Comment choisir son premier investissement immobilier locatif à l’ère du télétravail et du nomadisme numérique
La pandémie a accéléré un phénomène qui couvait déjà : nous ne travaillons plus là où nous vivons, et encore moins là où nous passons nos vacances. Télétravail, semaines hybrides, nomadisme numérique… Ces nouvelles façons de vivre et de travailler bouleversent totalement les règles du jeu pour l’investissement locatif. Si vous cherchez votre premier bien, vous n’êtes plus face au traditionnel dilemme “centre-ville ou périphérie” : vous êtes face à une nouvelle cartographie des usages, des mobilités et des envies.
Investir aujourd’hui, c’est anticiper les déplacements de demain, les nouveaux “spots à laptop” et les besoins de ces locataires qui partent avec leur travail dans leur sac à dos. Voici comment repenser votre premier investissement immobilier locatif à l’ère du télétravail et du nomadisme numérique.

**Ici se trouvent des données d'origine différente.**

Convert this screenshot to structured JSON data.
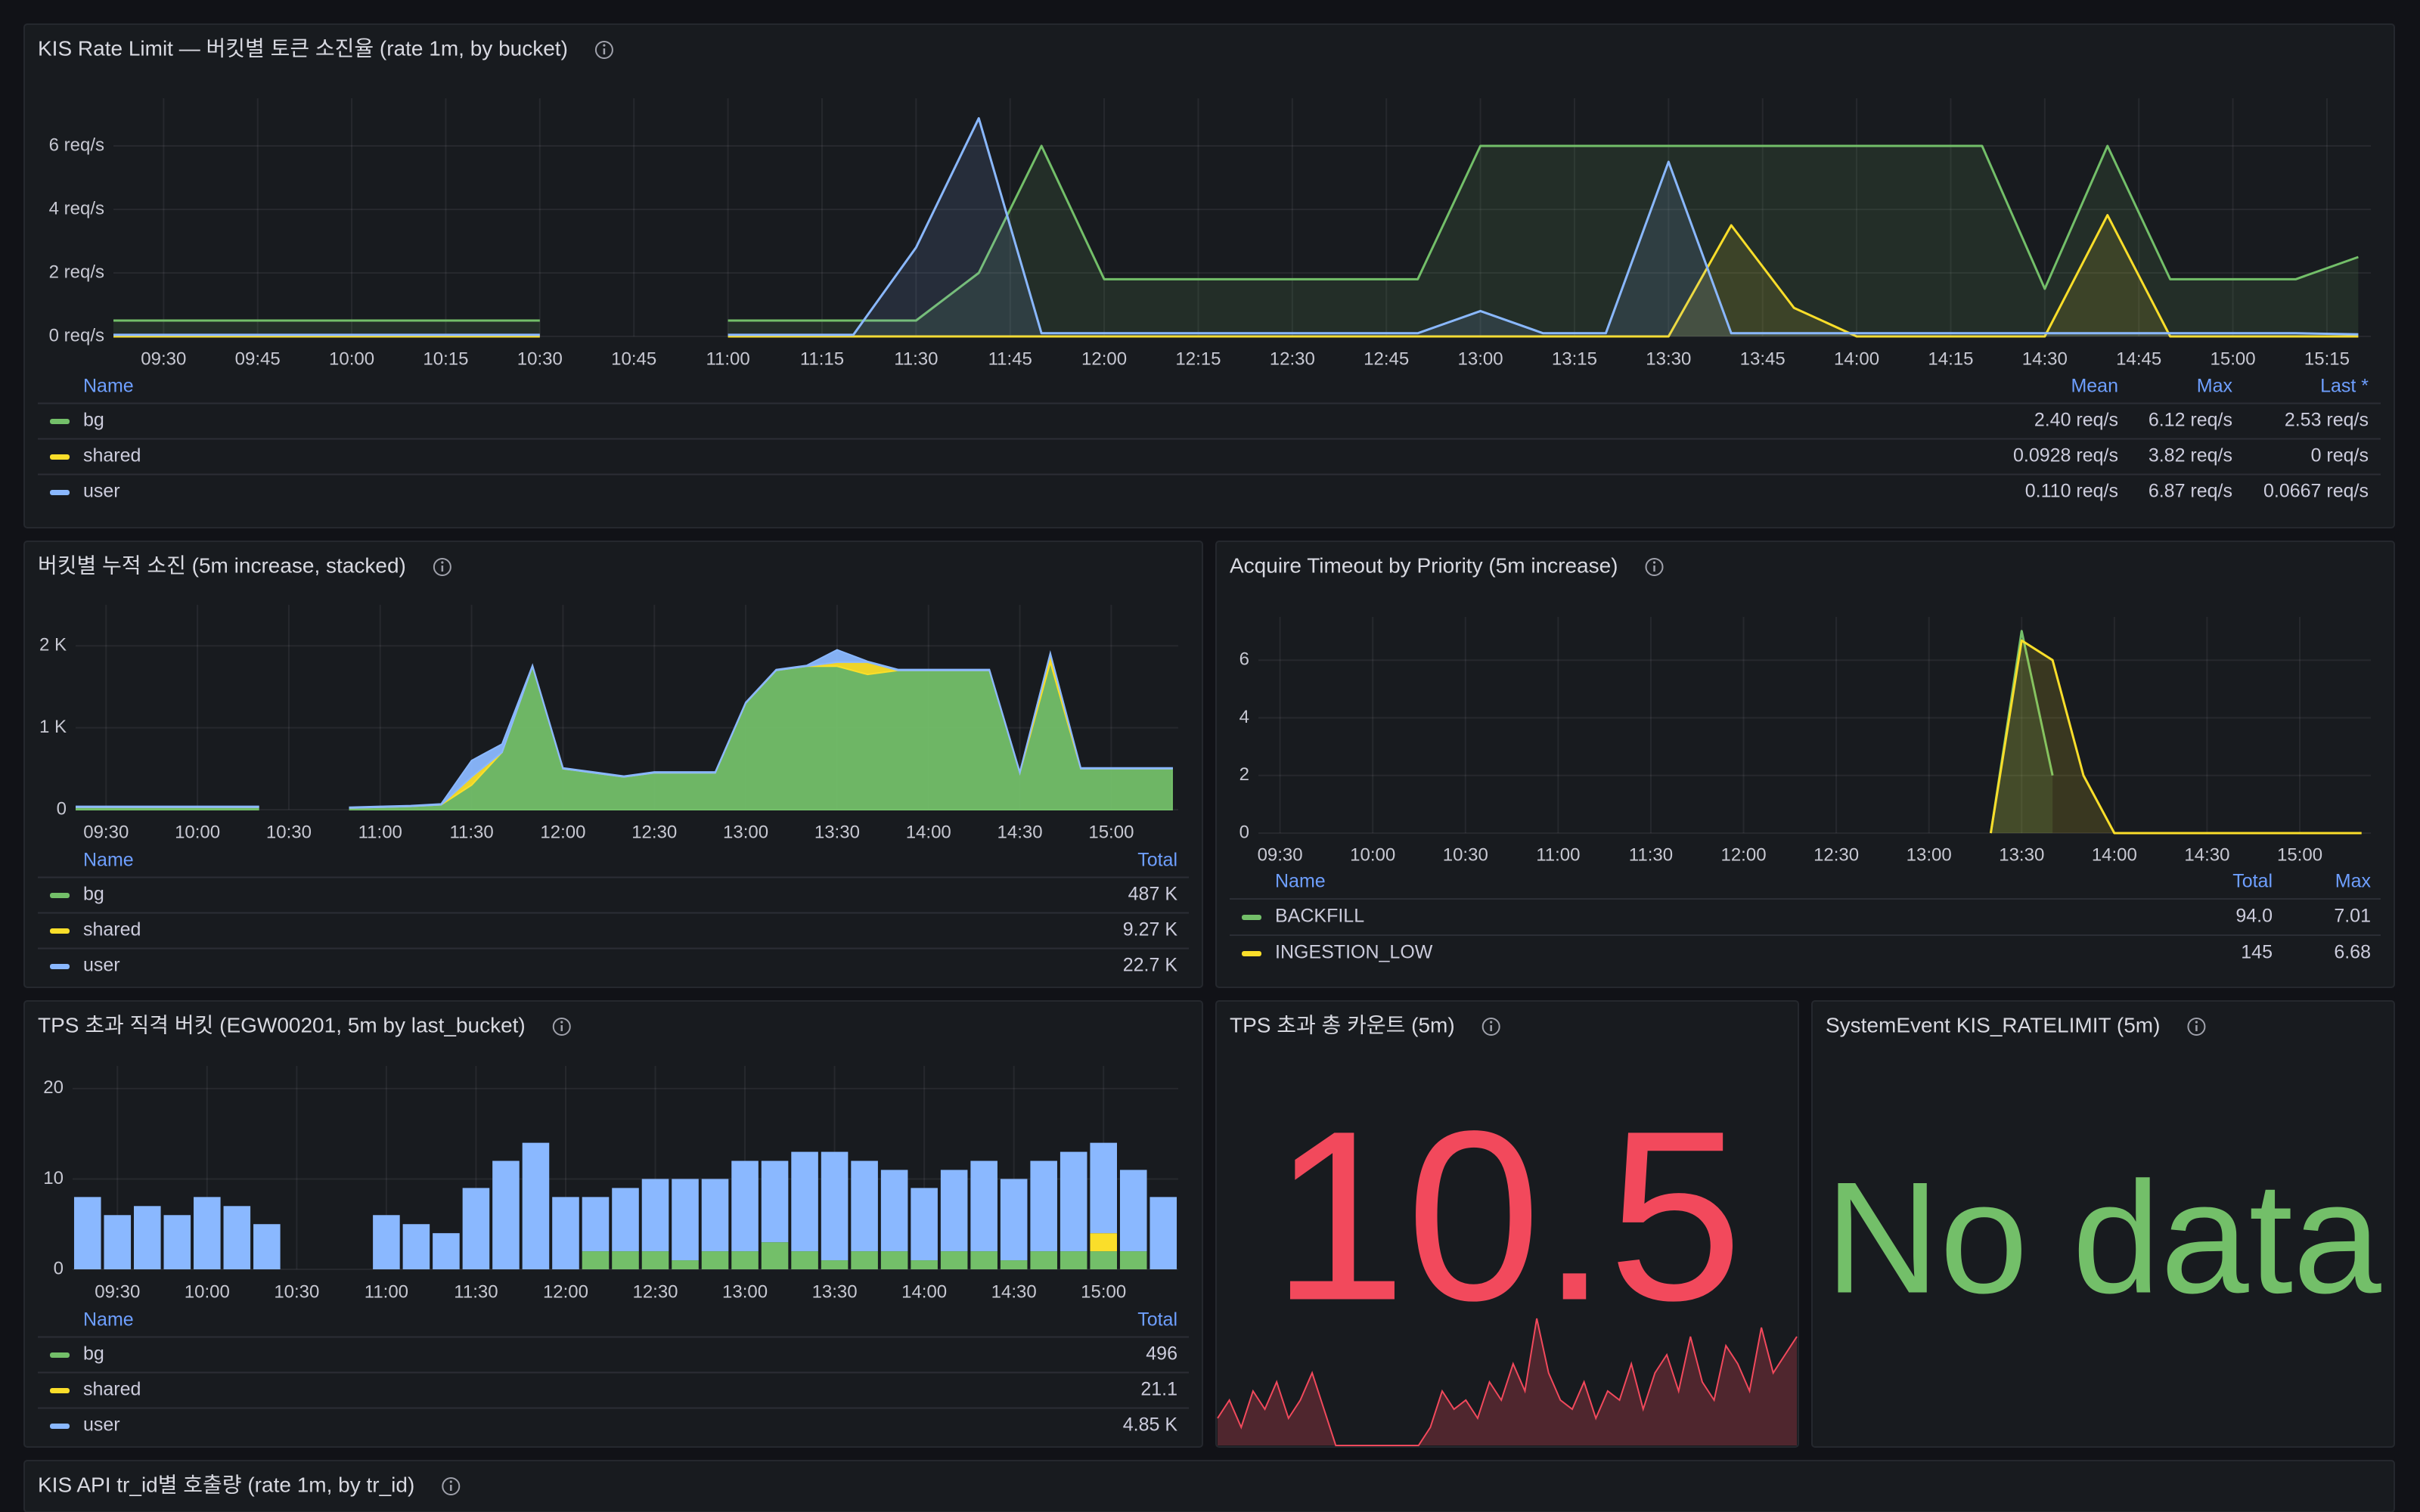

Comprendre le nouveau profil de vos futurs locataires
Oubliez l’image du locataire qui cherche un appartement juste pour dormir à proximité de son bureau. Votre cible potentielle est beaucoup plus diverse :
- Les télétravailleurs sédentaires : salariés qui ont obtenu 2 à 4 jours de télétravail par semaine et peuvent s’éloigner des hypercentres pour gagner en confort (surface, balcon, nature) tout en restant connectés.
- Les néo-ruraux : urbains qui migrent vers des villes moyennes ou des zones rurales bien desservies, en quête de qualité de vie, sans renoncer à une bonne connexion internet.
- Les nomades digitaux : freelances, entrepreneurs en ligne ou salariés full remote qui enchaînent les séjours de plusieurs semaines à plusieurs mois dans différentes villes ou pays.
- Les “multi-locataires” : personnes qui louent un pied-à-terre en ville et un logement plus grand ailleurs, au rythme de leurs missions et de leurs envies.
Votre premier investissement doit être pensé pour séduire au moins un de ces profils, voire plusieurs. Cela implique de sortir des schémas classiques type “proche métro / proche bureau” et de vous intéresser à la qualité de vie globale, aux usages numériques et aux possibilités de mobilité.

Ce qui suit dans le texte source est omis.